Base rates and the prosecutor's fallacy
The most consequential application of the P(A|B) versus P(B|A) distinction is in test interpretation. A disease affects 1% of the population and a test is, in the standard caricature, "95% accurate". The probability that a person who tests positive actually has the disease is nowhere near 95% — it is more like 16%, because P(positive | sick) is not the same as P(sick | positive) and the gap is governed by the base rate P(sick).

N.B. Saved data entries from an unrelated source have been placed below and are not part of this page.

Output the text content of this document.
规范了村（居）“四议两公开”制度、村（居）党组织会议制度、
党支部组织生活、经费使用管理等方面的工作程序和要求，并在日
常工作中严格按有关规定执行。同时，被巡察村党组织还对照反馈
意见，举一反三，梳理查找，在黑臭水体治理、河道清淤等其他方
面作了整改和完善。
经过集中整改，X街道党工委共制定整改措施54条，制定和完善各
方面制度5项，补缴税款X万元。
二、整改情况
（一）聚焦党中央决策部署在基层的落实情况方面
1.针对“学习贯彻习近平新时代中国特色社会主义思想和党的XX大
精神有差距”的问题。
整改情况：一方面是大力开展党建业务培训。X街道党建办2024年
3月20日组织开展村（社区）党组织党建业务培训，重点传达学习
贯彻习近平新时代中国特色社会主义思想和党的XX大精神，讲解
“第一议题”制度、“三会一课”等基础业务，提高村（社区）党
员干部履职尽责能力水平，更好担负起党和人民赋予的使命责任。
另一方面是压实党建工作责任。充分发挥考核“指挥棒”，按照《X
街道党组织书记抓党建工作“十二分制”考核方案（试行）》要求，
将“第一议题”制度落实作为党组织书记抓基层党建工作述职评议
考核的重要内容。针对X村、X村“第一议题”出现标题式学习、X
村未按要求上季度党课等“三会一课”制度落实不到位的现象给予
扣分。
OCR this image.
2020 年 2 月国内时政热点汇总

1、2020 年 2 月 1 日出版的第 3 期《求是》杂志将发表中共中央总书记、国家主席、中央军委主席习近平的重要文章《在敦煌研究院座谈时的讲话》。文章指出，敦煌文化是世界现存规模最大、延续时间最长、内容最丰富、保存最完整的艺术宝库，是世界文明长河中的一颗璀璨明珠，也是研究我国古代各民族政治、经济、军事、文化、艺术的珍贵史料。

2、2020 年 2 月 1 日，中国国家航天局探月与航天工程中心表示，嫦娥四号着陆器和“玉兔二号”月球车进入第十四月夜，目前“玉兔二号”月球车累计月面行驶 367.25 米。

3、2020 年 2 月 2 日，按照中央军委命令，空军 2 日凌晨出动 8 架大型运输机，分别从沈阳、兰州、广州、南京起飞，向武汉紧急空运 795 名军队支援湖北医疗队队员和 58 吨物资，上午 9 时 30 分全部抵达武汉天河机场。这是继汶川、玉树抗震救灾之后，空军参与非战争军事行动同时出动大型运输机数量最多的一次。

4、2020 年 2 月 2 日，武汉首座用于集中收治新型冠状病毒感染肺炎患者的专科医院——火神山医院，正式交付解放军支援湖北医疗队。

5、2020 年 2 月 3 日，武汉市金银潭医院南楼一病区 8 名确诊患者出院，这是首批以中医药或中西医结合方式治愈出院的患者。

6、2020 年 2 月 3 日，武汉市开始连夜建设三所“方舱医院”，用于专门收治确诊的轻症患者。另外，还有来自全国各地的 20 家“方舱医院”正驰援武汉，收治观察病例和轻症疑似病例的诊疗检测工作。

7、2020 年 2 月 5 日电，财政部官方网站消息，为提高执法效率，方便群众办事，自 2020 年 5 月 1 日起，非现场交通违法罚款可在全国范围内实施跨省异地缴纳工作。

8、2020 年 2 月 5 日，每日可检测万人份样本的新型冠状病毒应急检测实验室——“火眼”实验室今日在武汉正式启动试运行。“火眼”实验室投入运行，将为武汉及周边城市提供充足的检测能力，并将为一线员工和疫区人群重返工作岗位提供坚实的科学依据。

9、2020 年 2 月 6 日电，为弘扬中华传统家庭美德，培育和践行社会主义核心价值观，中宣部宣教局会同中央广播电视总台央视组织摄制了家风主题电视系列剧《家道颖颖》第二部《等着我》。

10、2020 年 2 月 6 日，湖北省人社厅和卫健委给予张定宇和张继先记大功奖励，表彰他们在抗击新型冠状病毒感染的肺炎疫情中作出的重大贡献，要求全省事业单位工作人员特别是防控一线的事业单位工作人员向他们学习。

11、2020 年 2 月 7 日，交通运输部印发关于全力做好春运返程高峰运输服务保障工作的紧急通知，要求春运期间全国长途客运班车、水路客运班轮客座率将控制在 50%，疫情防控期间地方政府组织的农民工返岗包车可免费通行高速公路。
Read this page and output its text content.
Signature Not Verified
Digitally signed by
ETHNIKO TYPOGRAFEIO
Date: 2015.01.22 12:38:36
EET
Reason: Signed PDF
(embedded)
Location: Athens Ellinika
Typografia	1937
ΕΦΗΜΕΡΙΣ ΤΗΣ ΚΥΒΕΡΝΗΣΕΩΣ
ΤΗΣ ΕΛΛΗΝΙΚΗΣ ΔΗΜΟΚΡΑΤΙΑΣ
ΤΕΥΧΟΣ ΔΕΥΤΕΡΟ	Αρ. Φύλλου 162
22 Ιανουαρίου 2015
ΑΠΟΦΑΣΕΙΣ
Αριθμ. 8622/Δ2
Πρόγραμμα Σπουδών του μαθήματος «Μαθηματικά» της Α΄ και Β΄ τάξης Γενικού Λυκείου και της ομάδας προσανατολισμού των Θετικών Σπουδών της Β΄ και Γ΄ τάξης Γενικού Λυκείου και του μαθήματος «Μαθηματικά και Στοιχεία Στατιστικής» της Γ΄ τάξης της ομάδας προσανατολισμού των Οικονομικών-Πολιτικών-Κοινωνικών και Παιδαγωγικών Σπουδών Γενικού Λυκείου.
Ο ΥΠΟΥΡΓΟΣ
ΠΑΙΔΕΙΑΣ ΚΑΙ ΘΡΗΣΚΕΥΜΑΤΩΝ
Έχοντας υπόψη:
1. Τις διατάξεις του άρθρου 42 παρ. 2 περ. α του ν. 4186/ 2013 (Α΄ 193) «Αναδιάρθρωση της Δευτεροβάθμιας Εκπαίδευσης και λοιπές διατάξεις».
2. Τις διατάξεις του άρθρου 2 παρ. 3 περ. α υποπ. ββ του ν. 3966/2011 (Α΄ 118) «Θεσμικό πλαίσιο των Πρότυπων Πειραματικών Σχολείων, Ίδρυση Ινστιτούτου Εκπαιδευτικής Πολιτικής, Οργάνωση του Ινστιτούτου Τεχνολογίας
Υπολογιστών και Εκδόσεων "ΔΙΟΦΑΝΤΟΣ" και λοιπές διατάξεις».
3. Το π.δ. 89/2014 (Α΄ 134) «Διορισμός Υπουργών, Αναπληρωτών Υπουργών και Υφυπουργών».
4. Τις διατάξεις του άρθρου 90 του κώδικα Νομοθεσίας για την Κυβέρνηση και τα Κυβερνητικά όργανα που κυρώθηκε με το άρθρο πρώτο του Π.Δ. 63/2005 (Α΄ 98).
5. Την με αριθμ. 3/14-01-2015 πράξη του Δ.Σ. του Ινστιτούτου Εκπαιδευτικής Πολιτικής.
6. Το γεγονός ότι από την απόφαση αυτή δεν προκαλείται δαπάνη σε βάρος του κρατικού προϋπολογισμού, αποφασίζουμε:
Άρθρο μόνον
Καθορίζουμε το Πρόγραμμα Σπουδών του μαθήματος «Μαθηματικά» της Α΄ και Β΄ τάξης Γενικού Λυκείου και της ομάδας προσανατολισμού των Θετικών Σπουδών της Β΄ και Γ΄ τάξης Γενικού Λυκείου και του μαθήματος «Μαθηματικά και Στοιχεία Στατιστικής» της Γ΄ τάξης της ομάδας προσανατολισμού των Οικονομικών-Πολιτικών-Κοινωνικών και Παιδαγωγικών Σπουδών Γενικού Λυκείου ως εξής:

In criminal courtrooms the same swap is the prosecutor's fallacy: the probability of the evidence given innocence is presented as if it were the probability of innocence given the evidence. Conditional probability is what makes these errors visible. Without it the numbers look authoritative; with it, the calculation is mechanical.
The reference-class problem
There is a deeper question hiding under every conditional probability: P(A|B) on what class of cases? Frequency probabilities live inside a reference class, and the same event can sit in many. The probability that Wilson writes a lot given his worn cuff is computed relative to "Londoners with that cuff pattern"; the same person also belongs to "lawyers", "Yorkshiremen", "former soldiers", and so on, and each class can deliver a different number. The mathematics of conditioning does not tell you which class to pick. This is the reference-class problem, and it is the soft underbelly of every confident-sounding conditional probability — including the ones that get cited in courtrooms and clinics.